Now I know what Eric Maisel was getting at. Place de Voges is one of the most magical places I’ve visited - in Paris or anywhere else.

To get there, I took the metro to St. Pauls. Walk out of the station and you face a large main road - cross the road and walk down - you’re walking into the Marais district. To me, it had a whole different feel to other parts of Paris… it might sound strange, but I felt a distinct San Francisco vibe about the place. This probably isn’t surprising, as I later learned that this is very much a gay district; it also has a large Jewish population. It feels more open and less stuffy than other places; tiny little streets house the most wonderful shops, cafes and galleries, all of them totally different and inviting. I didn’t feel out of place here. I don’t think anyone can feel out of place here. When I go again, I’ll find a hotel in this area, and I’d advise anyone else to do the same.

I had a guide book and a map but I didn’t need it; there are plenty of signposts to the Place de Voges and there’s no mistaking the breathtaking square when you find it. It was a weekday and so not that busy, a few tourists milling about but I almost had the park to myself. There are an abundance of benches and I just sat and drank it all in for half an hour or so. To be honest, I was a bit overwhelmed by it, partly because it looked so amazing, and partly because everything felt so calm and I realised how uptight I’ve been at home with work in recent months. I wish I could have caught hold of those moments and stuffed them into a box to bring out later.

I had my laptop but I didn’t write. I thought a lot, and then I explored the winding streets around the square. I walked past a large synagogue where a group of men were gathered, all dressed in black, two of them with huge, professional looking video cameras on their shoulders. Seconds later, the street filled with tooting horns and a wedding car approached, at which point, lots of other people emerged from the synagogue. All of the men wore black and so did a lot of the women, but a few wore a neapolitan mix of colours and shimmering taffeta. The car drew up and stopped and an old man climbed out, absolutely beaming with pride as he greeted the guests on the pavement who cheered like they were at a football game.
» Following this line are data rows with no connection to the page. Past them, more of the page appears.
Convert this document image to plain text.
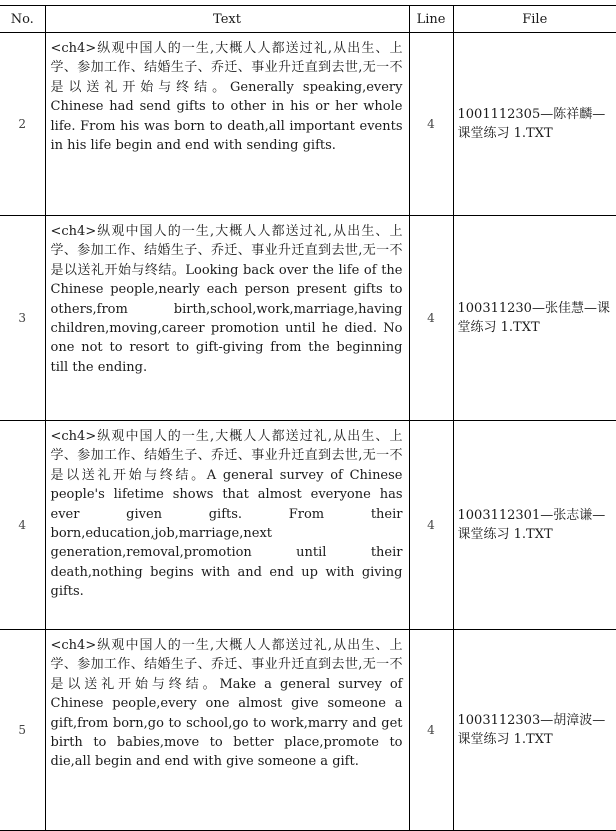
No.	Text	Line	File
2	<ch4>纵观中国人的一生,大概人人都送过礼,从出生、上学、参加工作、结婚生子、乔迁、事业升迁直到去世,无一不是以送礼开始与终结。Generally speaking,every Chinese had send gifts to other in his or her whole life. From his was born to death,all important events in his life begin and end with sending gifts.	4	1001112305—陈祥麟—课堂练习 1.TXT
3	<ch4>纵观中国人的一生,大概人人都送过礼,从出生、上学、参加工作、结婚生子、乔迁、事业升迁直到去世,无一不是以送礼开始与终结。Looking back over the life of the Chinese people,nearly each person present gifts to others,from birth,school,work,marriage,having children,moving,career promotion until he died. No one not to resort to gift-giving from the beginning till the ending.	4	100311230—张佳慧—课堂练习 1.TXT
4	<ch4>纵观中国人的一生,大概人人都送过礼,从出生、上学、参加工作、结婚生子、乔迁、事业升迁直到去世,无一不是以送礼开始与终结。A general survey of Chinese people's lifetime shows that almost everyone has ever given gifts. From their born,education,job,marriage,next generation,removal,promotion until their death,nothing begins with and end up with giving gifts.	4	1003112301—张志谦—课堂练习 1.TXT
5	<ch4>纵观中国人的一生,大概人人都送过礼,从出生、上学、参加工作、结婚生子、乔迁、事业升迁直到去世,无一不是以送礼开始与终结。Make a general survey of Chinese people,every one almost give someone a gift,from born,go to school,go to work,marry and get birth to babies,move to better place,promote to die,all begin and end with give someone a gift.	4	1003112303—胡漳波—课堂练习 1.TXT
There was something very natural and honest about the whole thing - in some ways, it reminded me of weddings that I’ve seen in Eastern Europe. Yes, everyone was wearing their best clothes, but it had none of the vanity that abounds at most modern weddings. The outfits looked a bit dated, but charming nevertheless, and yes, the bride did look a bit like a giant candy floss - but there was genuine delight and real feeling as she was greeted by her friends and disappeared inside. This picture doesn’t really do it justice, I snapped it on my ‘phone from across the street:

Place de Voges Wedding
Give me a wedding like that any day.

14.05. 2007

I made it!

Well, here I am - and if I’m honest, I’m ever so slightly amazed that it’s all gone so smoothly.

The bit I was dreading - arriving at Gare de Nord, was fine, in fact it was little different to arriving at Waterloo. I found the exit where the taxi rank is, queued for ten minutes, showed the taxi driver the address of my hotel on the booking form and that was that! A fairly long taxi ride across the city cost the equivalent of about £10, so I wasn’t fleeced.

The hotel is lovely - I will post some pictures when I get home. This morning I got up and didn’t really have much of a plan what to do. I have to keep reminding myself that the emphasis on these few days is to write, not to be run around like a demented tourist - but it’s hard! I needed to aim for SOMEWHERE. I wanted to go to the Musee D’Orsay, as mentioned often in Eric Maisel’s book, but it’s closed on Mondays. So instead, I braved the metro (I’d bought an advance five day pass from Railbookers which saved a lot of worry) and here I am at the Louvre. How exciting!! It’s a huge complex and so my first stop was a cafe to have breakfast - then I will look around the Louvre and come back to writing. Breakfast is a large coffee and croissants. What else?! I fired up my laptop, planning to write my journal offline, but there is free wi-fi here so I’m taking the opportunity to blog ‘live’.

Hmmm. Time for a second cup of coffee and a look at chapter 2 of my novel perhaps?